The deadline for the submission of bids for the state-subsidised procurement of scheduled services between the five regional airports and Helsinki Airport was on Monday 29 August.
Traficom had requested that companies bid to continue passenger connections to Kajaani, Kemi-Tornio, Kokkola-Pietarsaari, Joensuu and Jyväskylä airports, after the state agency imposed a public service obligation on the five domestic routes.
In March 2021, Finland's Parliament approved an allocation of 17 million euros to cover the costs of the public service obligations concerning these regional hubs.
The agency was unwilling to provide further details on the airlines that submitted tenders, but Traficom director Pipsa Eklund said that bids were received for all airports included in the tender.
Traficom aims to make a decision on the tender within the next week.
The agency had set a target of eight return flights a week from Joensuu and Kajaani airports until the end of July next year, while Jyväskylä airport would operate nine return flights a week, with the season ending by Midsummer.
The Kokkola-Pietarsaari and Kemi-Tornio routes, which will be operated as a triangle, would have 13 flights per week.
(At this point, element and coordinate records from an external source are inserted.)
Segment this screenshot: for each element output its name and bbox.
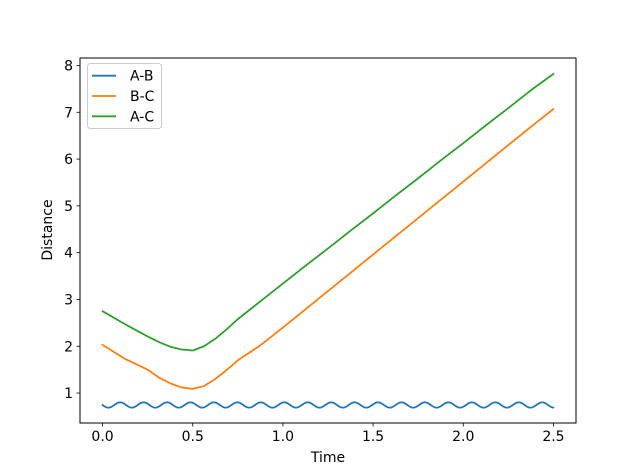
axes-spines (79, 57, 577, 424)
y-tick-label: 2 (64, 339, 73, 355)
legend: A-B B-C A-C (87, 63, 162, 129)
x-tick-label: 0.0 (91, 429, 113, 445)
y-axis-label: Distance (40, 199, 56, 260)
legend-item-label: A-B (130, 69, 153, 85)
y-axis-ticks: 1 2 3 4 5 6 7 8 (64, 58, 80, 402)
legend-box (87, 63, 162, 129)
x-tick-label: 0.5 (182, 429, 204, 445)
x-tick-label: 1.5 (362, 429, 384, 445)
x-axis-ticks: 0.0 0.5 1.0 1.5 2.0 2.5 (91, 423, 565, 445)
y-tick-label: 1 (64, 386, 73, 402)
legend-item-label: B-C (130, 89, 155, 105)
x-axis-label: Time (310, 450, 345, 466)
series-group (101, 73, 555, 409)
x-tick-label: 2.0 (452, 429, 474, 445)
series-line-a-b (101, 401, 555, 409)
x-tick-label: 2.5 (542, 429, 564, 445)
legend-item-label: A-C (130, 109, 154, 125)
y-tick-label: 3 (64, 292, 73, 308)
x-tick-label: 1.0 (272, 429, 294, 445)
y-tick-label: 4 (64, 246, 73, 262)
y-tick-label: 8 (64, 58, 73, 74)
series-line-b-c (101, 108, 555, 390)
y-tick-label: 5 (64, 199, 73, 215)
series-line-a-c (101, 73, 555, 352)
y-tick-label: 7 (64, 105, 73, 121)
y-tick-label: 6 (64, 152, 73, 168)
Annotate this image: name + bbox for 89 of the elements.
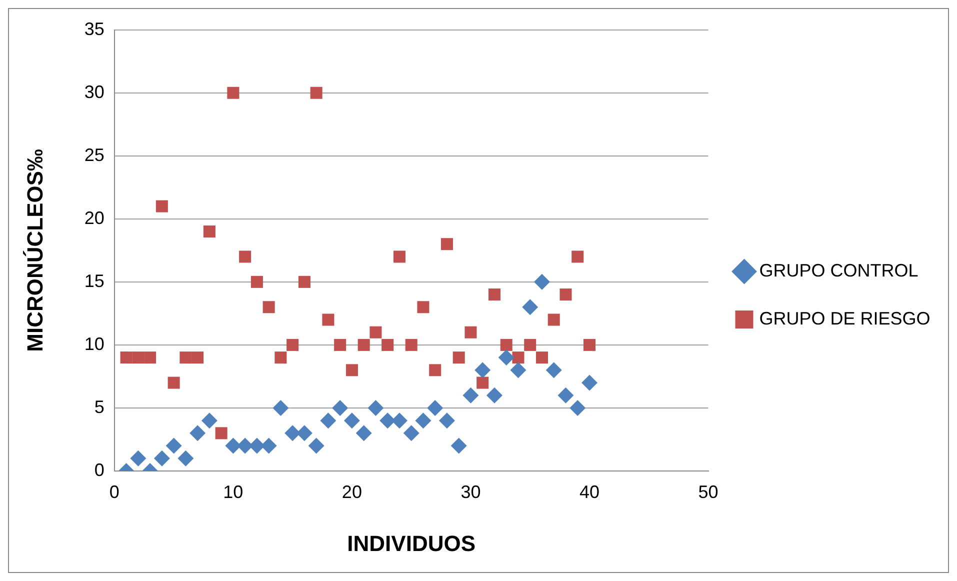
point <box>462 387 479 404</box>
point <box>227 86 240 99</box>
point <box>427 400 444 416</box>
point <box>154 450 170 466</box>
point <box>522 299 538 316</box>
point <box>130 450 146 466</box>
point <box>120 352 132 364</box>
point <box>498 350 514 366</box>
point <box>344 412 360 429</box>
legend-label: GRUPO CONTROL <box>759 260 918 280</box>
point <box>546 362 562 378</box>
point <box>168 376 180 389</box>
point <box>415 412 432 429</box>
point <box>581 374 598 391</box>
point <box>298 276 310 288</box>
point <box>438 412 455 429</box>
point <box>239 250 252 263</box>
x-tick-label: 30 <box>460 482 481 502</box>
y-tick-label: 30 <box>84 82 104 102</box>
point <box>225 438 242 454</box>
point <box>500 338 512 351</box>
point <box>382 338 394 351</box>
point <box>286 338 299 351</box>
point <box>429 364 442 376</box>
point <box>332 400 348 416</box>
point <box>192 352 204 364</box>
point <box>156 200 168 212</box>
point <box>403 425 420 442</box>
point <box>334 338 346 351</box>
point <box>166 438 182 454</box>
point <box>548 314 560 326</box>
point <box>464 326 477 338</box>
point <box>488 288 500 301</box>
point <box>262 301 275 314</box>
x-tick-label: 40 <box>579 482 600 502</box>
point <box>450 438 467 454</box>
point <box>358 338 370 351</box>
point <box>203 225 216 238</box>
point <box>405 338 418 351</box>
point <box>260 438 277 454</box>
point <box>370 326 382 338</box>
point <box>310 86 322 99</box>
point <box>144 352 156 364</box>
point <box>583 338 596 351</box>
point <box>320 412 336 429</box>
point <box>201 412 218 429</box>
y-tick-label: 35 <box>84 18 104 39</box>
x-tick-label: 0 <box>109 482 120 502</box>
point <box>322 314 334 326</box>
point <box>534 274 550 290</box>
point <box>560 288 572 301</box>
y-tick-label: 5 <box>94 396 104 417</box>
point <box>440 238 453 250</box>
point <box>572 250 584 263</box>
point <box>346 364 358 376</box>
point <box>512 352 524 364</box>
point <box>132 352 144 364</box>
point <box>190 425 206 442</box>
x-axis-title: INDIVIDUOS <box>347 530 476 556</box>
x-tick-label: 50 <box>698 482 718 502</box>
x-tick-label: 20 <box>342 482 362 502</box>
point <box>510 362 526 378</box>
point <box>393 250 406 263</box>
point <box>474 362 491 378</box>
point <box>417 301 430 314</box>
point <box>486 387 502 404</box>
point <box>272 400 289 416</box>
point <box>250 276 263 288</box>
point <box>180 352 192 364</box>
y-tick-label: 25 <box>84 144 104 165</box>
point <box>476 376 489 389</box>
point <box>536 352 548 364</box>
point <box>452 352 465 364</box>
legend-label: GRUPO DE RIESGO <box>759 308 930 328</box>
y-axis-title: MICRONÚCLEOS‰ <box>22 148 48 352</box>
point <box>368 400 384 416</box>
y-tick-label: 15 <box>84 270 104 291</box>
point <box>570 400 586 416</box>
point <box>215 427 228 440</box>
point <box>558 387 574 404</box>
y-tick-label: 0 <box>94 460 104 480</box>
point <box>356 425 372 442</box>
point <box>308 438 324 454</box>
point <box>274 352 287 364</box>
point <box>524 338 536 351</box>
point <box>178 450 194 466</box>
x-tick-label: 10 <box>223 482 244 502</box>
y-tick-label: 20 <box>84 208 104 228</box>
y-tick-label: 10 <box>84 334 104 354</box>
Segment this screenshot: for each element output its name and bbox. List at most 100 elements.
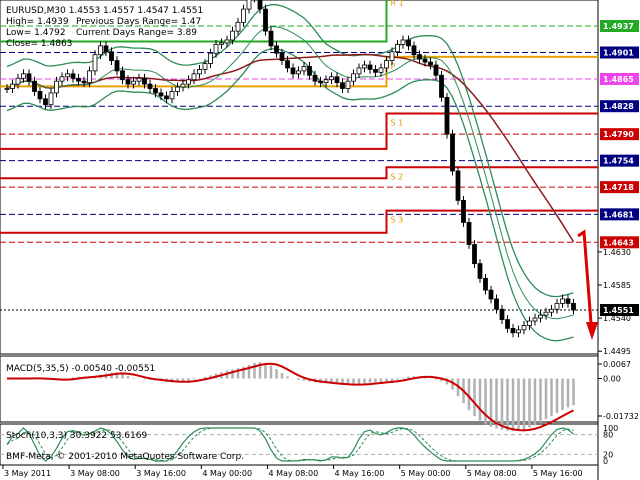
time-label: 4 May 08:00 [268, 469, 318, 478]
candle-body [488, 289, 494, 300]
time-label: 3 May 2011 [4, 469, 51, 478]
forecast-arrowhead [586, 322, 598, 340]
candle-body [378, 67, 384, 73]
candle-body [65, 73, 70, 78]
stoch-scale-label: 0 [603, 457, 608, 466]
price-tag-label: 1.4828 [603, 102, 634, 111]
price-tag [600, 128, 639, 141]
candle-body [153, 88, 158, 94]
candle-body [136, 77, 142, 82]
candle-body [422, 58, 428, 63]
candle-body [87, 70, 92, 84]
candle-body [81, 80, 87, 84]
candle-body [565, 298, 571, 304]
candle-body [505, 319, 510, 329]
candle-body [527, 320, 532, 326]
candle-body [10, 83, 15, 89]
candle-body [32, 80, 37, 92]
price-tag-label: 1.4901 [603, 48, 634, 57]
candle-body [246, 0, 252, 10]
candle-body [433, 64, 439, 76]
candle-body [213, 43, 219, 54]
price-tag-label: 1.4551 [603, 306, 634, 315]
price-label: 1.4495 [603, 347, 631, 356]
candle-body [494, 298, 499, 310]
candle-body [411, 45, 417, 56]
pivot-label: S 1 [391, 119, 404, 128]
price-tag [600, 72, 639, 85]
moving-averages [6, 26, 575, 320]
macd-title: MACD(5,35,5) -0.00540 -0.00551 [6, 364, 155, 374]
candle-body [274, 45, 279, 54]
time-label: 5 May 00:00 [401, 469, 451, 478]
candle-body [389, 51, 395, 61]
candle-body [175, 86, 180, 92]
candle-body [384, 60, 389, 69]
forecast-arrow-line [577, 229, 594, 337]
candlesticks [4, 0, 576, 338]
candle-body [279, 52, 285, 61]
candle-body [356, 67, 362, 75]
price-tag-label: 1.4790 [603, 130, 634, 139]
lower-band [6, 48, 574, 342]
candle-body [26, 73, 32, 82]
candle-body [235, 21, 241, 32]
price-tag-label: 1.4865 [603, 75, 634, 84]
time-label: 4 May 00:00 [202, 469, 252, 478]
pivot-level-0 [0, 0, 388, 43]
candle-body [450, 133, 455, 172]
price-tag-label: 1.4681 [603, 210, 634, 219]
candle-body [98, 45, 103, 56]
candle-body [142, 77, 147, 85]
stoch-scale-label: 20 [603, 450, 613, 459]
candle-body [147, 83, 153, 89]
candle-body [455, 170, 461, 201]
price-tag [600, 20, 639, 32]
macd-signal-line [7, 362, 574, 432]
candle-body [54, 80, 59, 94]
candle-body [263, 8, 268, 32]
candle-body [472, 244, 477, 265]
fast-ma-line [6, 26, 574, 320]
candle-body [219, 42, 224, 45]
candle-body [345, 80, 351, 89]
price-tag [600, 100, 639, 113]
candle-body [554, 302, 560, 310]
candle-body [499, 308, 505, 320]
time-label: 5 May 08:00 [467, 469, 517, 478]
candle-body [406, 39, 411, 47]
candle-body [158, 92, 164, 97]
candle-body [230, 30, 235, 41]
candle-body [59, 76, 65, 82]
candle-body [202, 63, 208, 70]
macd-indicator: 0.0067 0.00 -0.01732 [7, 360, 639, 432]
candle-body [516, 329, 521, 334]
candle-body [197, 69, 202, 75]
candle-body [340, 82, 345, 89]
price-tag-label: 1.4718 [603, 183, 634, 192]
price-tag [600, 46, 639, 59]
candle-body [323, 79, 329, 84]
candle-body [538, 314, 543, 319]
price-tag [600, 304, 639, 316]
stoch-scale-label: 100 [603, 424, 618, 433]
price-tag-label: 1.4643 [603, 238, 634, 247]
candle-body [296, 70, 301, 75]
candle-body [400, 39, 406, 45]
candle-body [466, 222, 472, 245]
stoch-title: Stoch(10,3,3) 30.3922 53.6169 [6, 431, 147, 441]
prev-range-info: Previous Days Range= 1.47 [76, 17, 201, 27]
candle-body [285, 60, 290, 69]
price-axis: 1.4937 1.4901 1.4865 1.4828 1.4790 1.4754 1.47… [598, 20, 639, 356]
candle-body [186, 79, 191, 85]
candle-body [224, 39, 230, 44]
candle-body [92, 54, 98, 72]
candle-body [334, 76, 340, 84]
candle-body [560, 298, 565, 304]
pivot-label: S 3 [391, 216, 404, 225]
candle-body [103, 45, 109, 53]
time-label: 3 May 16:00 [136, 469, 186, 478]
candle-body [395, 43, 400, 53]
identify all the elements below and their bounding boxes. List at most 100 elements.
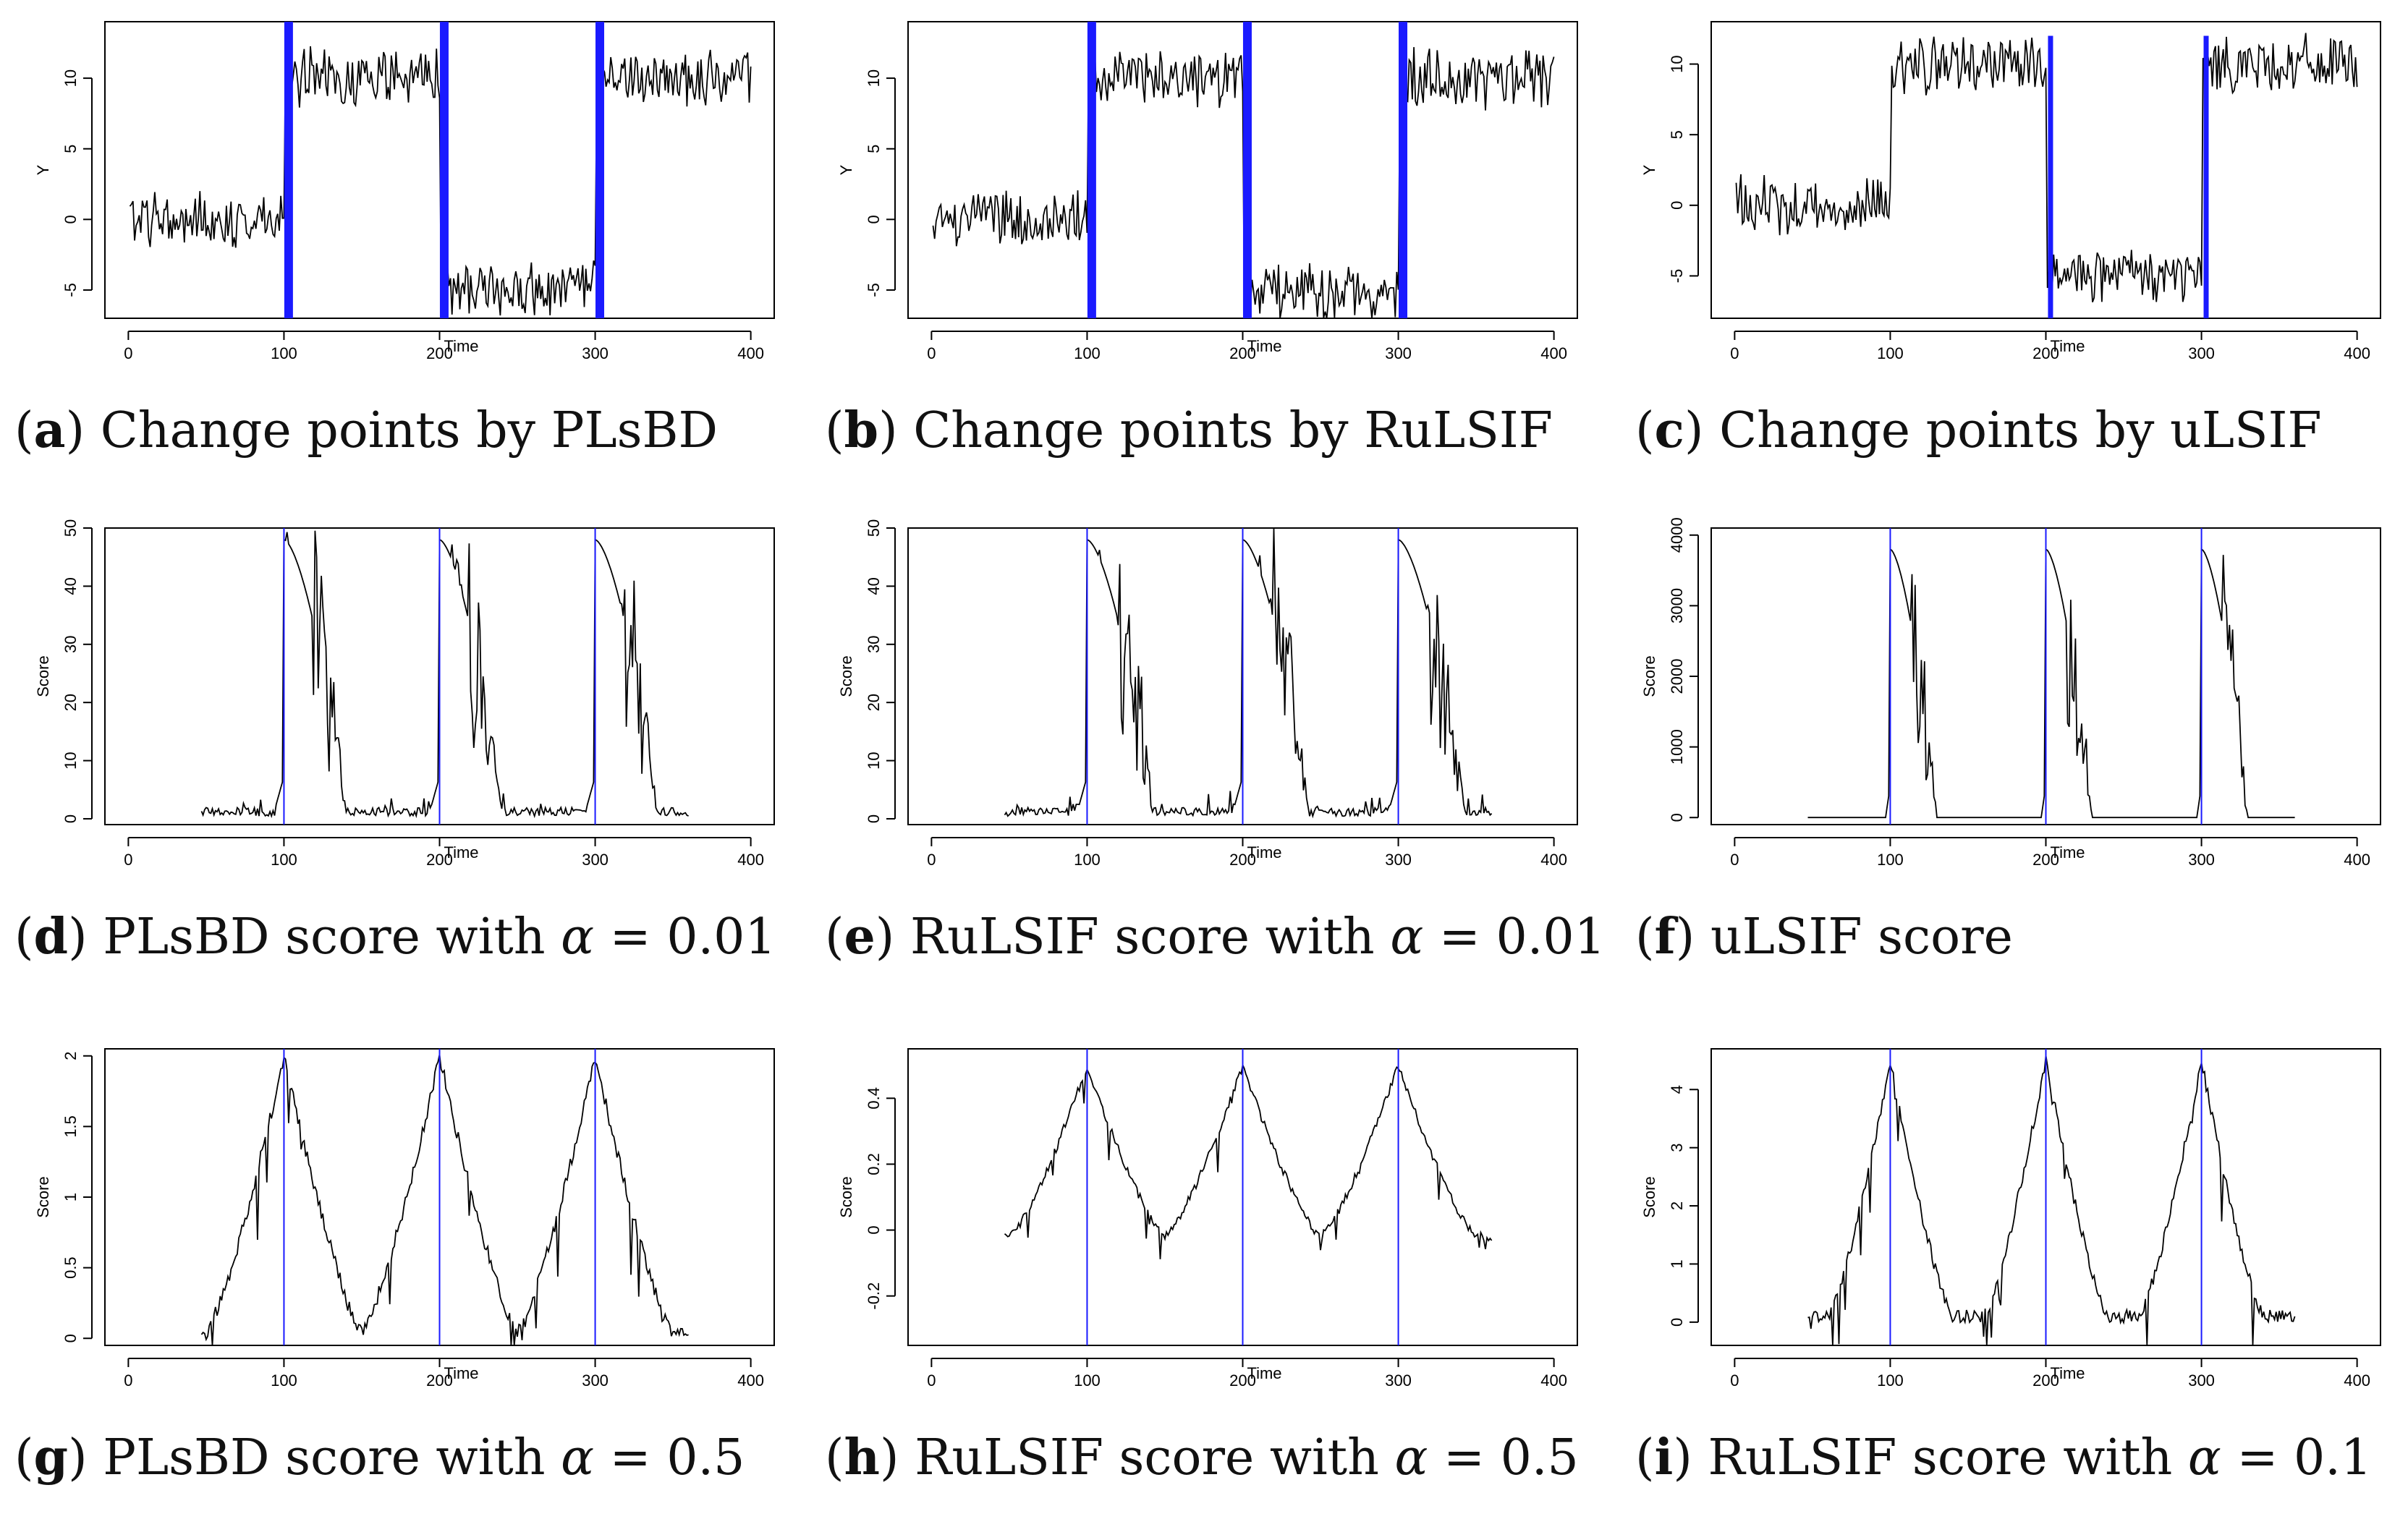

DAT A/S — formerly Danish Air Transport — which already operated services to Kajaani, confirmed to Yle it has submitted bids for the Kajaani and Joensuu routes.
EU: Replace flights under 500 km with rail
In late 2020, the European Commission pledged to make collective travel under 500 km "carbon neutral," with short flights to be replaced by rail links to cut emissions.
"We need to limit short-haul journeys by aviation and make sure that travel within Europe under 500 km becomes carbon neutral – meaning less flights, more trains and cleaner public transport," said European Executive Vice-President Frans Timmermans, who is overseeing the European Green Deal and the European Climate Law.
Jyväskylä lies just 270 km from Helsinki, while Joensuu is 440 km away and Kokkola 480 km.
Last year Greenpeace estimated that banning the EU’s busiest short-haul flights and shifting to existing train connections of under six hours would save 3.5 million tonnes of CO2e per year.